Where Altmejd pushes outward, can at best cling to the science diorama or window dressing as model for the figure caught in spectacular clutter, Pilkington directs her dolls back into firmer tradition, more reassuring company, only to find them cramped by protocol, daunted by expectation. As noted, both strategies bring with them a troubling psychology (and what psychology is not troubling?). For Altmejd, accessories maketh the man. But he cannot resist sacrificing old ones for new, makes room in his heart for his bladder, only to find he has neither after the by-pass and with the stairs and that the mess one makes only makes one bigger, possibly beastlier. While for Pilkington, a lady is always on notice, running late or short, by sales calendar or biological clock an impossible pose of constancy or confidence, short-changed by fashion, diet and dependents, at the mercy of an overbearing tradition, ruthless competition and the hairstylist from hell.
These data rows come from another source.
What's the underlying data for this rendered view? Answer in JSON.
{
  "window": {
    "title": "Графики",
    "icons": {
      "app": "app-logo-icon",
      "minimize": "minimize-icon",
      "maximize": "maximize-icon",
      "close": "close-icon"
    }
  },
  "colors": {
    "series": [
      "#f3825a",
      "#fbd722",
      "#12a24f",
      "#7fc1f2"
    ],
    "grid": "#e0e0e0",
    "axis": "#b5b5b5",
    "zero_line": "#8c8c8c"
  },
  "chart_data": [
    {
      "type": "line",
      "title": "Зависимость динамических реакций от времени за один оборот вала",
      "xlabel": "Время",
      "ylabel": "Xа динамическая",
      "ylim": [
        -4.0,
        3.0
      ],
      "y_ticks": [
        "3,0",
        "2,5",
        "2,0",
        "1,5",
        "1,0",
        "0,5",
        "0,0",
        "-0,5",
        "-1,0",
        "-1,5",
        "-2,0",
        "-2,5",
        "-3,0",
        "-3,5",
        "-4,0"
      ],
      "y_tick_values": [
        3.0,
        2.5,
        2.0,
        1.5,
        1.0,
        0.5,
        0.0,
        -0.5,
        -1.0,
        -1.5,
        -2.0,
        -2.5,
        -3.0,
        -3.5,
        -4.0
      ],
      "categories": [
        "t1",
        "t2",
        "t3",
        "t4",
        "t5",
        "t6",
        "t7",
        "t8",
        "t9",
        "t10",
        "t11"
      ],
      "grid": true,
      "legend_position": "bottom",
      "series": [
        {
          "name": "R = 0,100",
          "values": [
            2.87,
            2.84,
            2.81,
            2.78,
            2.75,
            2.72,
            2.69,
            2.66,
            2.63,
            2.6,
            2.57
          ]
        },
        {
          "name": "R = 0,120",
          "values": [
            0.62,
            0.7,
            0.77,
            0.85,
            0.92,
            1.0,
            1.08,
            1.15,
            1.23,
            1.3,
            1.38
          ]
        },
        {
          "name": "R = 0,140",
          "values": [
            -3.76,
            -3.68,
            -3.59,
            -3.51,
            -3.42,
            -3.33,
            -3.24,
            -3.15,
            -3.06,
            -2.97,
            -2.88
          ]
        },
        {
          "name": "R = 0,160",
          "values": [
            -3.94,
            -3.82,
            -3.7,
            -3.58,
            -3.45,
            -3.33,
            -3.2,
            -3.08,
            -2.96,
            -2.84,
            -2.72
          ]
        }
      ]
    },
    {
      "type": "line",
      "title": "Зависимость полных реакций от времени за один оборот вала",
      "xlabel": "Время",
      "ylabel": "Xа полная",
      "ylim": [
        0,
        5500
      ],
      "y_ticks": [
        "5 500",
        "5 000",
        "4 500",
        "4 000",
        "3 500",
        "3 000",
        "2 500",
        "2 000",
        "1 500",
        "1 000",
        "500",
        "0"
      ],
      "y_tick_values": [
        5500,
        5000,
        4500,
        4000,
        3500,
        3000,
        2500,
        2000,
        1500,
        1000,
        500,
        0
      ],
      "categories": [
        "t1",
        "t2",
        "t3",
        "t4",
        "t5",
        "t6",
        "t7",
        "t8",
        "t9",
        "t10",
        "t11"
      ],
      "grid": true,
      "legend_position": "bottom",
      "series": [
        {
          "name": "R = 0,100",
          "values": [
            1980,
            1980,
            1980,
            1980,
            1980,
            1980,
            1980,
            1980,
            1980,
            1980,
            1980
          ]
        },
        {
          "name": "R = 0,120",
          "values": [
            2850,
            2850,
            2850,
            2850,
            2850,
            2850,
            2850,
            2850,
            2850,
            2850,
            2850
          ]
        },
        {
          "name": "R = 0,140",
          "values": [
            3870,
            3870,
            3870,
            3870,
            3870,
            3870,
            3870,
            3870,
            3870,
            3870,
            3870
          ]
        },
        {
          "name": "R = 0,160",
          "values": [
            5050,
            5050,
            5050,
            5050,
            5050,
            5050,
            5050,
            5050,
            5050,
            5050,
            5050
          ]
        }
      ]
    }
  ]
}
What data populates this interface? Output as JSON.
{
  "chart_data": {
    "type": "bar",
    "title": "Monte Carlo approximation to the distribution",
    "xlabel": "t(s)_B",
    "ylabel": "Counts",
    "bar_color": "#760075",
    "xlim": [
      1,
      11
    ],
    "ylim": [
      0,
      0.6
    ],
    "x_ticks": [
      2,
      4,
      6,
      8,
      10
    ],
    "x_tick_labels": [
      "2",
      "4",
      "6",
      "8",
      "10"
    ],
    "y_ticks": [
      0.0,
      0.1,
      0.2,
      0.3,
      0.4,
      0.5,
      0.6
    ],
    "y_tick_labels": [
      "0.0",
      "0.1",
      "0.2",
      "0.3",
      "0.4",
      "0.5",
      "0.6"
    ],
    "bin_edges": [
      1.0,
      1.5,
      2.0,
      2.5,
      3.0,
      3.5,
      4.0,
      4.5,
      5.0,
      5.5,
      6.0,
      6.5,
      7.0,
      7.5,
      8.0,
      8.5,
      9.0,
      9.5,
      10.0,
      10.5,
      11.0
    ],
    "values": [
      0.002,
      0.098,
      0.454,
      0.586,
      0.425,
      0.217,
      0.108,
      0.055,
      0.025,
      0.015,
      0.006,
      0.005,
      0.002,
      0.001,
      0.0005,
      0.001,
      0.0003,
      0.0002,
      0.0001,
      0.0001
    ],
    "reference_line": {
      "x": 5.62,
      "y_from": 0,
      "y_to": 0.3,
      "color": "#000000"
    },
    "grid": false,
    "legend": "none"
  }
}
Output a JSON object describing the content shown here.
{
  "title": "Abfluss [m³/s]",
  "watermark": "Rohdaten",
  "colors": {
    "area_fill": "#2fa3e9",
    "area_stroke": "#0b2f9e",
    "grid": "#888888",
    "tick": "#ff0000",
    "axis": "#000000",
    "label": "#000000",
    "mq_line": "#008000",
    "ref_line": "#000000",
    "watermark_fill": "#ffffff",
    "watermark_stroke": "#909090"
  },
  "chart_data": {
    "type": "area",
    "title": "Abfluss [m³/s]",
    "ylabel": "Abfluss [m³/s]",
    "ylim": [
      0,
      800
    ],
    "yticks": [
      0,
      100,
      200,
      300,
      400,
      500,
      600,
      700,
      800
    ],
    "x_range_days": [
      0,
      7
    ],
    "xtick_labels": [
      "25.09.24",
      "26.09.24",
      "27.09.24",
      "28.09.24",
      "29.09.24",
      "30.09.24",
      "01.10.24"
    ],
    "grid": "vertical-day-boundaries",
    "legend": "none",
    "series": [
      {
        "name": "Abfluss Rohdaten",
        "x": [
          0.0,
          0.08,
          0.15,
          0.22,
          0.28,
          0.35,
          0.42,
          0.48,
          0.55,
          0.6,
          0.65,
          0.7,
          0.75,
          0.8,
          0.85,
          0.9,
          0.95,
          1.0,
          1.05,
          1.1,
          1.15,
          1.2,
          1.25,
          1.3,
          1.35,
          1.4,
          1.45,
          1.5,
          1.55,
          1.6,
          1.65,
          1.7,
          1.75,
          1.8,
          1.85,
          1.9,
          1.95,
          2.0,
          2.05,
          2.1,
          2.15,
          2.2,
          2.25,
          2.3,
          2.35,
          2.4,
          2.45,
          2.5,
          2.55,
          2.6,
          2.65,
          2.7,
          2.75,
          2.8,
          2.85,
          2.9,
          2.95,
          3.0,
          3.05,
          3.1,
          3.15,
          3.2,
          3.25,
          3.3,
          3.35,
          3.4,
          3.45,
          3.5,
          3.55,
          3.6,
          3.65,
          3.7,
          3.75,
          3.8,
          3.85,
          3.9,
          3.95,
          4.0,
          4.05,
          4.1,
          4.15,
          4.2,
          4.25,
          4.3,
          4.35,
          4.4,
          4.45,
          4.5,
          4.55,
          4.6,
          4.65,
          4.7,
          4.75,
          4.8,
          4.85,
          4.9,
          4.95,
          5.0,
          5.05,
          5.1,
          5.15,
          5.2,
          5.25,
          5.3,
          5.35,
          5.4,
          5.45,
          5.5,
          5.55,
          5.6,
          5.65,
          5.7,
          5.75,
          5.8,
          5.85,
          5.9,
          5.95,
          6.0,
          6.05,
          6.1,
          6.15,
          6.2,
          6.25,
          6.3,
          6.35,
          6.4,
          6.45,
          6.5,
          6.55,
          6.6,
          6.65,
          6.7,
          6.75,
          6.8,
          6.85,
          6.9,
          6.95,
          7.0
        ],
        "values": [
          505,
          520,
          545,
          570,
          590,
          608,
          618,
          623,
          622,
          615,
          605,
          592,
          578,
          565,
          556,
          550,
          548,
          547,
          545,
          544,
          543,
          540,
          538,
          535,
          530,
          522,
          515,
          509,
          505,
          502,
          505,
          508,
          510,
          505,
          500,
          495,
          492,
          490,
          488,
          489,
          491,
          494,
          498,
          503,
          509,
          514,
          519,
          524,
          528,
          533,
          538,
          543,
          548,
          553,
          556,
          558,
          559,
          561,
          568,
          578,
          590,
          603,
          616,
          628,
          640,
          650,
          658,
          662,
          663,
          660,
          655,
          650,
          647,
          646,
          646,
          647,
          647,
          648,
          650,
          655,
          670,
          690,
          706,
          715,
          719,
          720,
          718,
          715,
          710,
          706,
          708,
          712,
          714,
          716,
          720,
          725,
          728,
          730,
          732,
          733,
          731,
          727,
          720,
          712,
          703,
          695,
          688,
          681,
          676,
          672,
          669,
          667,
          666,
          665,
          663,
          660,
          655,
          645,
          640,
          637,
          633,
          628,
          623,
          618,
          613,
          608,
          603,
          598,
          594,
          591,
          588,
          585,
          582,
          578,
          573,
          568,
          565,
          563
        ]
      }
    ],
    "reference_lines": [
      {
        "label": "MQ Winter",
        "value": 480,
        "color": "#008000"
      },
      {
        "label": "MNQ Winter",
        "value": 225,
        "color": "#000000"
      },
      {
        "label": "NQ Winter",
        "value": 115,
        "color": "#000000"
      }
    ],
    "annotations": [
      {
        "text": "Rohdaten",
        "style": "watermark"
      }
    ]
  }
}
Is it any wonder she shrinks from staying or stays and without so much as a phone or chair? There is no consolation in closing her eyes when laid on her back. The doll’s lot is all art and no life when one is finally on one’s own, making do.

Each artist thus forges acute expression from sculpture’s stretched resources. Neither exactly solves the problem or ensures a suitable route for others but their examples remind us that scope for the personal or individual is part and parcel of the process, that they make more of themselves for engaging with sculpture’s very practical and public issues, with issues of form and standards of presentation and that those issues are in some small way transformed for their efforts.